So far, there have been over 1,500,000 CEWS claims submitted, providing thousands of businesses with much-needed funding to help them keep their doors open. However, there are many tax considerations and reporting claims to be aware of.  For one, the CEWS is deemed to be received at the end of the qualifying period to which it relates.

Don’t worry, we’ll break it down for you right now:

If the period of the claim ended June 6, 2020, and the year-end of the corporation is June 30, 2020, then the CEWS claim for that period should be included in income, even if it isn’t received until the following period.

The next period end for the CEWS would be July 4, 2020, so that period would not be reported as income in the June 30, 2020 year-end.  If you posted an accrual for accounting for some of the CEWS that will be received on July 4, 2020, claim the amount of the accrual should be deducted from income on Schedule 1 and included in income in the following taxation year.
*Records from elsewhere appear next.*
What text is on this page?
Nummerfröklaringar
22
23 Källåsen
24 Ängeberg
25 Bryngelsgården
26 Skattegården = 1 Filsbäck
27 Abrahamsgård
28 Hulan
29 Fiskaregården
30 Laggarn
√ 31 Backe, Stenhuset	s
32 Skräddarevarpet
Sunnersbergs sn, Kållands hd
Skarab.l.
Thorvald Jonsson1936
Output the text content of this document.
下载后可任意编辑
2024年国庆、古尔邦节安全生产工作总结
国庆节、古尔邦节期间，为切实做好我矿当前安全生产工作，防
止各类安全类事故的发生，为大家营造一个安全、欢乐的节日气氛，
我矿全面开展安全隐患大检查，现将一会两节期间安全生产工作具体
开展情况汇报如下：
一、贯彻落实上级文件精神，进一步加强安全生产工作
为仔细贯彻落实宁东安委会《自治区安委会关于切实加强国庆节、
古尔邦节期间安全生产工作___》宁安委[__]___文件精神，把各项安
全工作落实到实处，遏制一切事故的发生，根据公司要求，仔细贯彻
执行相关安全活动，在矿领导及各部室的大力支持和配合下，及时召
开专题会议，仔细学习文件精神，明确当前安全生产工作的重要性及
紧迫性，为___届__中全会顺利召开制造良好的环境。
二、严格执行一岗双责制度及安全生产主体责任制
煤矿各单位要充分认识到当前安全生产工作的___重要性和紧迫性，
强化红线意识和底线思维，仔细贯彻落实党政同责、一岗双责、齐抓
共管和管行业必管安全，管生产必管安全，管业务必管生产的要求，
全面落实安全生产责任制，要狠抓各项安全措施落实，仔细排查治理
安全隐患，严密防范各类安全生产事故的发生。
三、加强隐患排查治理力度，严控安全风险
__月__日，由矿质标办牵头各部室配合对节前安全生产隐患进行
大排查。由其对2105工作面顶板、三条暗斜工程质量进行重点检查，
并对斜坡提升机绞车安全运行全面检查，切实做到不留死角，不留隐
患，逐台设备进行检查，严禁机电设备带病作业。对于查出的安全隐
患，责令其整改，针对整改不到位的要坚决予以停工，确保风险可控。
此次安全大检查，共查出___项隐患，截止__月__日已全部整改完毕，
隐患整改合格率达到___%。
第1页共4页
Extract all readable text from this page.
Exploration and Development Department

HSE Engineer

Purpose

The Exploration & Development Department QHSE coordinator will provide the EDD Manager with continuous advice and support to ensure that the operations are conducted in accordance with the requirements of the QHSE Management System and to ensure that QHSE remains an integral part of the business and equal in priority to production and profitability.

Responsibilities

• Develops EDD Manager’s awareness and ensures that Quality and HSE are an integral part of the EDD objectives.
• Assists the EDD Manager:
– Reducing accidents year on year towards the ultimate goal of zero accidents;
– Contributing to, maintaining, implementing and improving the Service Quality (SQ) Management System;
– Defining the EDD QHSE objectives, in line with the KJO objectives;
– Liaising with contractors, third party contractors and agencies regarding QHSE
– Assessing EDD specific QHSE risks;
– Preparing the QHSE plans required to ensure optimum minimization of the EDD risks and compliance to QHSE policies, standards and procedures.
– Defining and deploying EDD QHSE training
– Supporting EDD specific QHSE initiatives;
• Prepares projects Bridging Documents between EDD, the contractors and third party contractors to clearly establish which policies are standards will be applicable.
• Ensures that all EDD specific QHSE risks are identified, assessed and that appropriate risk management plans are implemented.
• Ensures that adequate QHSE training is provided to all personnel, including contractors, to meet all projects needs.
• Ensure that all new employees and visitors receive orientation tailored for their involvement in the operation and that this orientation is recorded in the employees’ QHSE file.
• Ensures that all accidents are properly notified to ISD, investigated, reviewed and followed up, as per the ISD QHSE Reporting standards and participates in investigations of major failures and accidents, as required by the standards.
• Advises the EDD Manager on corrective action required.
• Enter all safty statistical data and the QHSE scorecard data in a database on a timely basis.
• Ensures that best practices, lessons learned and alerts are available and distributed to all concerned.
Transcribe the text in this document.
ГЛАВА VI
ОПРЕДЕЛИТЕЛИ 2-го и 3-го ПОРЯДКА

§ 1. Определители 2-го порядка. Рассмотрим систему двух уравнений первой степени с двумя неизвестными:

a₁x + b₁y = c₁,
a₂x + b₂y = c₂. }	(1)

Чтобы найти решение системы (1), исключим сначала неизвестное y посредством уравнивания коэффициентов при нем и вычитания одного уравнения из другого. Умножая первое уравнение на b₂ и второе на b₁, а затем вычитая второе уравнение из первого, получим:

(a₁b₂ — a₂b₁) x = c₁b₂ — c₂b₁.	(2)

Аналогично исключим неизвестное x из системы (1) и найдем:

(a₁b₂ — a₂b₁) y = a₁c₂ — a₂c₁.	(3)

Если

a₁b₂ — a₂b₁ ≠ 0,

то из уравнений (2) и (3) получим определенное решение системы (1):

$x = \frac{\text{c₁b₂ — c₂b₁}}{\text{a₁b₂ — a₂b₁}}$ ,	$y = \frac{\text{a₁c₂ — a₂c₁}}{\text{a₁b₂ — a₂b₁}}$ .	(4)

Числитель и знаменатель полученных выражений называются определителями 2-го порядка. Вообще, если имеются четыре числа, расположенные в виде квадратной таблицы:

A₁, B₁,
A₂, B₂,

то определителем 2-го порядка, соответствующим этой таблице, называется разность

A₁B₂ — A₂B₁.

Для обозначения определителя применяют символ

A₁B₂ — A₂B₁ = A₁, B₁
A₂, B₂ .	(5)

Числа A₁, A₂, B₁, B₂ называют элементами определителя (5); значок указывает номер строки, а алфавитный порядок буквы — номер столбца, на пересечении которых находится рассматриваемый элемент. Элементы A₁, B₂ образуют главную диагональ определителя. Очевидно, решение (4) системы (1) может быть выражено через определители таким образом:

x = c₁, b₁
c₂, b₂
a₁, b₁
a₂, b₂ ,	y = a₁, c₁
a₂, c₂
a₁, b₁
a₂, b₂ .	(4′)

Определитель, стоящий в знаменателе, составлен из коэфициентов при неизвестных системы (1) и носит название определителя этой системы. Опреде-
This is the opposite of how CRA treats most credits that are taxed when received.  However, subsection 125.7(3) of the Income Tax Act states that the CEWS benefit calculated is deemed to be government assistance that is received immediately before the end of the qualifying period to which it relates.  If a CEWS claim is adjusted and the year-end has already been filed that an amendment to the tax return should be filed to ensure the correct income is being reported.

This could be another area where CRA completes an audit to ensure that income is being reported in the proper periods.  Not reporting the income could result in penalties and interest.